Худые руки с морщинистыми ладонями опустились на стол из лабанского кедра[1]. На таком же морщинистом и изможденном лице застыло выражение обреченности. Черные глаза, в которых плясали отблески пламени треножника, отрешенно смотрели в пустоту. Кувшин из-под вина был осушен, а с глиняной тарелки хлебные крошки исчезли так давно, что никто не помнил, когда их съели. Белоснежная рубаха, шитая пурпурными узорами цветов лилии, свободно болталась на животе.
«А ведь раньше она едва не рвалась на нем» – невольно подметил голубоглазый воин с темными, как смоль, волосами, волнами спадавшими до плеч.

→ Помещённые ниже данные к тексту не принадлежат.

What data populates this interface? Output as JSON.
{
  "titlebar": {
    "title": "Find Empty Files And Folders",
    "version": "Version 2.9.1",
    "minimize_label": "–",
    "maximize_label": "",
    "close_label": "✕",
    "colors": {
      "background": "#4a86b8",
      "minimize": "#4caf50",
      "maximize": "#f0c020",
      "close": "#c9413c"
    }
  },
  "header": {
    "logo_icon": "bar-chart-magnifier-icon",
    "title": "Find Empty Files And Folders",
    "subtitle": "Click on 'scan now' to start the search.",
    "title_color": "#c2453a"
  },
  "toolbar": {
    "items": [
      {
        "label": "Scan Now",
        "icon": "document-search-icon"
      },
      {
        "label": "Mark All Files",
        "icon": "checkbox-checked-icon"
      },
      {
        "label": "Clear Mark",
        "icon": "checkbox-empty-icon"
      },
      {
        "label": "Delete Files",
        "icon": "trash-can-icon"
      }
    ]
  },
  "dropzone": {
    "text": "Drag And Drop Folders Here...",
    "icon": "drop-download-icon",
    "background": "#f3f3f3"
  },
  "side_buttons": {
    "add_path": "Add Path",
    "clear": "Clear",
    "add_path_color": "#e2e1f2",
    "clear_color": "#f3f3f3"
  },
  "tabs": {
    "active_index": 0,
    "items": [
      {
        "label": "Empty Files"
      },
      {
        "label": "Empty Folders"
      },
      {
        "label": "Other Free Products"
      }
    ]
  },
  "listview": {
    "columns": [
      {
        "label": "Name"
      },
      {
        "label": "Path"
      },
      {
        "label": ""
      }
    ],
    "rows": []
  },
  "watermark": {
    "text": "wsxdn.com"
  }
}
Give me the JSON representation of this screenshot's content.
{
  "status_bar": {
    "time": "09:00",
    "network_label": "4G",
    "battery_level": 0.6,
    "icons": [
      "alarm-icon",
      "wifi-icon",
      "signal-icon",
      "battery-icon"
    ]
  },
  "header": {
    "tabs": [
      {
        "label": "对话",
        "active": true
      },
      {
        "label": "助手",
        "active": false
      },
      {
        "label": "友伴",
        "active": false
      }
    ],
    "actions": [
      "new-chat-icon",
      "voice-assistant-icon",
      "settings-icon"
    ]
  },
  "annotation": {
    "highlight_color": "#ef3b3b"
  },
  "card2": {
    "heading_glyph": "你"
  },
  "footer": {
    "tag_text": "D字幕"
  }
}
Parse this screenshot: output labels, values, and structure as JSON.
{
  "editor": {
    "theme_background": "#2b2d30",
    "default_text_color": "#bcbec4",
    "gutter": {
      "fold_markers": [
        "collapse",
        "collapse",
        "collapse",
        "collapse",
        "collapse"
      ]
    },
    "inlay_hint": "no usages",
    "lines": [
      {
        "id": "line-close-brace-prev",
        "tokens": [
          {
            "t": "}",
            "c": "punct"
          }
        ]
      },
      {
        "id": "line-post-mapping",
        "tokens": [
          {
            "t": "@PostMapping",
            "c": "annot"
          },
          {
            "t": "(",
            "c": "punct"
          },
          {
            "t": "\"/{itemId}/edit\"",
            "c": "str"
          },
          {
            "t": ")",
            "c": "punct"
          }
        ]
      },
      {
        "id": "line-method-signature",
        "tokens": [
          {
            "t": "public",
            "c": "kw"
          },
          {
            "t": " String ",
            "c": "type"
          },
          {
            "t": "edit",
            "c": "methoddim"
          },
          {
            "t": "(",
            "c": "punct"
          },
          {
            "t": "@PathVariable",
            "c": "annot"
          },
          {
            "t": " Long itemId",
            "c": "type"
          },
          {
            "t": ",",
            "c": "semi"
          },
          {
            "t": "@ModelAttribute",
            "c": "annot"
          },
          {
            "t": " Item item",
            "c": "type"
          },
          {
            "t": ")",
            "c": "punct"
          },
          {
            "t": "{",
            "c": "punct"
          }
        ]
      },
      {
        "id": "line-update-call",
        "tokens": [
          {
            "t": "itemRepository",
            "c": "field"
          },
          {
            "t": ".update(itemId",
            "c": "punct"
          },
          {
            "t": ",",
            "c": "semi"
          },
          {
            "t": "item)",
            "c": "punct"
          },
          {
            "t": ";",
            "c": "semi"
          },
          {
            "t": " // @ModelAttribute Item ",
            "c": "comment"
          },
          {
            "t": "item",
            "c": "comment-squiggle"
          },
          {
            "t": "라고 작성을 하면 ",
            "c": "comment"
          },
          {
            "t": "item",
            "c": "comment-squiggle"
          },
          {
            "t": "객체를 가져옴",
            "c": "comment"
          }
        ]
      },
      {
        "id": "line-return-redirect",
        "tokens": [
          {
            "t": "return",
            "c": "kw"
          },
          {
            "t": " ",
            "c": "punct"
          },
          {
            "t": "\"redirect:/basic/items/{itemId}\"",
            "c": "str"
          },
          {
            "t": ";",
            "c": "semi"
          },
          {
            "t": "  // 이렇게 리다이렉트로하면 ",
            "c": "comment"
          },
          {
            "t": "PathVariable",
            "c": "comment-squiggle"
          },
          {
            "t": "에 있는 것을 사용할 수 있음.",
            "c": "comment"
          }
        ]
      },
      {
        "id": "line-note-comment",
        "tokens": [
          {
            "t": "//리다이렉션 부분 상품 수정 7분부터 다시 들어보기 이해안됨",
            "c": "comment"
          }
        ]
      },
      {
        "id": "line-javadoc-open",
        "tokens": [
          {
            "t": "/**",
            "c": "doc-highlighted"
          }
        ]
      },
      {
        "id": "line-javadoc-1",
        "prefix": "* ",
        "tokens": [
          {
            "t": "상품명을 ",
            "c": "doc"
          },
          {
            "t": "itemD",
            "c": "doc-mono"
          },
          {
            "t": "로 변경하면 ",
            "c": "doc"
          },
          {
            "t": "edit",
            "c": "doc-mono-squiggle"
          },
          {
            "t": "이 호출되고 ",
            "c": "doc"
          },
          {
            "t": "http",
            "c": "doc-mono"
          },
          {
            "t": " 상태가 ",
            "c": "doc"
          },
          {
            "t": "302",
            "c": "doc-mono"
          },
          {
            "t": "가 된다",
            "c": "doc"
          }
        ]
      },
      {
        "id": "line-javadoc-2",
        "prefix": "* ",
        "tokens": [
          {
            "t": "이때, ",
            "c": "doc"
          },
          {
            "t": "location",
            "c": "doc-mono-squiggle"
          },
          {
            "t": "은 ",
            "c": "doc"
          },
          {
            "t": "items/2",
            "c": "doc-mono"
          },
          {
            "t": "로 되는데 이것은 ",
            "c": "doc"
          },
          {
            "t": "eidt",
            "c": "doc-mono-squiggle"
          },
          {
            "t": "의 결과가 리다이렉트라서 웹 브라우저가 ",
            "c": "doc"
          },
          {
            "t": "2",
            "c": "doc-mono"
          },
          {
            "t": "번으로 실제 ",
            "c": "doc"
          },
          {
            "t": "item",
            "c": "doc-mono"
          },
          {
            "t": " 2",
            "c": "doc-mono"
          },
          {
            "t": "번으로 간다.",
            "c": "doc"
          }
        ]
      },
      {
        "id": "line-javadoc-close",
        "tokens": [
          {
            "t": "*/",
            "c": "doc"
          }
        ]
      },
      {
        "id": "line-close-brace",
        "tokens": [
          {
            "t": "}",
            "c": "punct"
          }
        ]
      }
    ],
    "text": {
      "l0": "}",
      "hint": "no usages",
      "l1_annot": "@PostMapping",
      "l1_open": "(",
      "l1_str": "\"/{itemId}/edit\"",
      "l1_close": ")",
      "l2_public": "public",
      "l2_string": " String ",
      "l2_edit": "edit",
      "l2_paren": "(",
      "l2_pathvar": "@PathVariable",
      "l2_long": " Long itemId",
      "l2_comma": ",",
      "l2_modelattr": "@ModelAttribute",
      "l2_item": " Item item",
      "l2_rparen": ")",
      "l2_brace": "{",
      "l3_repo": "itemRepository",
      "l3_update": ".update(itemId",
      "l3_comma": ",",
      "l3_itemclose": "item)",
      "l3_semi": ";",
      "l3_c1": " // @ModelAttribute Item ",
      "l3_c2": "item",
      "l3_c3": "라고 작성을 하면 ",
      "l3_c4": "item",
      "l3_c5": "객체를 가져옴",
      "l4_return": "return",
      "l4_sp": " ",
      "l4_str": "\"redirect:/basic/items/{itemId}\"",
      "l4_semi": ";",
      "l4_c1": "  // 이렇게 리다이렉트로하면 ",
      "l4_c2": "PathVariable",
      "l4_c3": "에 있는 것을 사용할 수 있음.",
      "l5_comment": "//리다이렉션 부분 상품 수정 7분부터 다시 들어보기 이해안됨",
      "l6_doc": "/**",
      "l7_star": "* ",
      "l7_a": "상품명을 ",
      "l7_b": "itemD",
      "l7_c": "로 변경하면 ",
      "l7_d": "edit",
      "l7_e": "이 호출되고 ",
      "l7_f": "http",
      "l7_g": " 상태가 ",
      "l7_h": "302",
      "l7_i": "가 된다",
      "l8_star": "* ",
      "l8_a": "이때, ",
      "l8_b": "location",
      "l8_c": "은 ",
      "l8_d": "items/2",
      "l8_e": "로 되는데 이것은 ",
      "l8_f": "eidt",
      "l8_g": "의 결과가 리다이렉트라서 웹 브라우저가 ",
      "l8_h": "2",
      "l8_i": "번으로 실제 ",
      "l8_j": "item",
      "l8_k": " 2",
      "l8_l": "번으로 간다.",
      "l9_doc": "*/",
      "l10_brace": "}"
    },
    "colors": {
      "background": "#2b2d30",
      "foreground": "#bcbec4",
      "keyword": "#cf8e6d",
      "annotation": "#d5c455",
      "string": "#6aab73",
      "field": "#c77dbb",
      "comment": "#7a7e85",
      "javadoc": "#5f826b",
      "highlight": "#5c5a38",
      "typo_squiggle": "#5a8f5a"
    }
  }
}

Он стоял возле входа, сцепив пальцы на поясе, и внимательно наблюдал за тем, что осталось от некогда былого величия правителя Мегиддо[2]. Впалые щеки, потерянный взгляд, всклокоченная борода. Руки тряслись, как у запойного пьяницы. Асанха вздрагивал при малейшем шорохе. Вот только в последние дни за стенами крепости стояла мертвая тишина. Такая же, как и тела на улицах, раскаленных жарким солнцем. И это безмолвие било по ушам сильнее оглушительного набата.
Он помнил. Прекрасно помнил тот день, когда стены города впервые содрогнулись от его эха… когда войско Божественного Херу внезапно показалось из ущелья. Никто не ожидал, что тот осмелится пройти там… и сделает это так быстро.
Сухой язык облизал потрескавшиеся губы. Асанха тихо просипел:
– Почему?
– Господин?
Воин слегка повел плечами. Стоять в кожаном нагруднике почему-то стало неудобно. Слишком сильно терло плечи.
– Почему он не помог нам?
Голубоглазый тяжко вздохнул:
– Я ведь говорил тебе, господин. Владыка Шауштатар не хочет оголять северные рубежи. Основные силы нужны там, если хатти[3] решатся воспользоваться нашей слабостью.
Асанха перевел взор, полный безумия и отчаяния на воина, и тому стало не по себе:
– А это что? Что это? Это разве не слабость? Мегиддо падет… и… и… и что тогда? Что помешает ему… возомнившему себя богом… напасть на Митанни с юга? Клянусь Шимеги[4], что испепеляет нас… так оно и будет! Так… оно… и будет! Разве я не прав… Ун-Хари?
Короткая, сбивчивая речь истощила последние силы. Асанха закашлялся, снова провел языком по губам. В городе не осталось и капли, чтобы смочить их.
«Ты прав, царь, – подумал воин, – не стоило недооценивать его» – вслух же сказал:
– Потому должны держаться, сколько сможем.
Хотя сам чувствовал, что надолго его не хватит. Голод, подобно остервенелому червю, жрал изнутри, подтачивая силы. Скоро он не удержит собственный меч. Горло жгло, будто в него засыпали горсть песка.
– Сколько сможем, – откашлявшись, тихо и с усмешкой повторил Асанха, – сколько сможем, – опираясь о желтоватую стену, царь поднялся, ноги его тряслись, – я… я не могу больше ждать.
Ун-Хари напрягся:
– Что ты намерен сделать, господин?
Безумный взгляд правителя нравился ему все меньше.
– То… что следовало сделать уже давно.
Асанха пошатнулся, ухватился за стол, сипло вдохнул и выдохнул. К безумию во взгляде примешалась упрямая решимость.
– Куда ты, господин?
– Отдать приказ… пусть стража откроет… ворота. Сдадимся на милость победителю, раз… раз… раз Владыка Митанни бросил нас.
– Ты не в праве принимать решение без слова правителя Кадеша[5]…
Ун-Хари не договорил, ибо Асанха зашелся хриплым смехом:
– Мой несчастный брат уже… уже… – снова кашель, – уже не в силах влиять… ни на что. В его теле не осталось и капли… жизни.
Воин нахмурился.
«Плохо дело. Но я не позволю им сдать город».
Когда Асанха, покачнувшись, отпустил стол и сделал неуверенный шаг к выходу, Ун-Хари решительно преградил путь. Губы царя сжались в упрямую линию. Огонь безумия в глазах разгорелся лишь сильнее.
– Уйди с дороги, Ун-Хари. Не мешай исполнять мне собственную волю.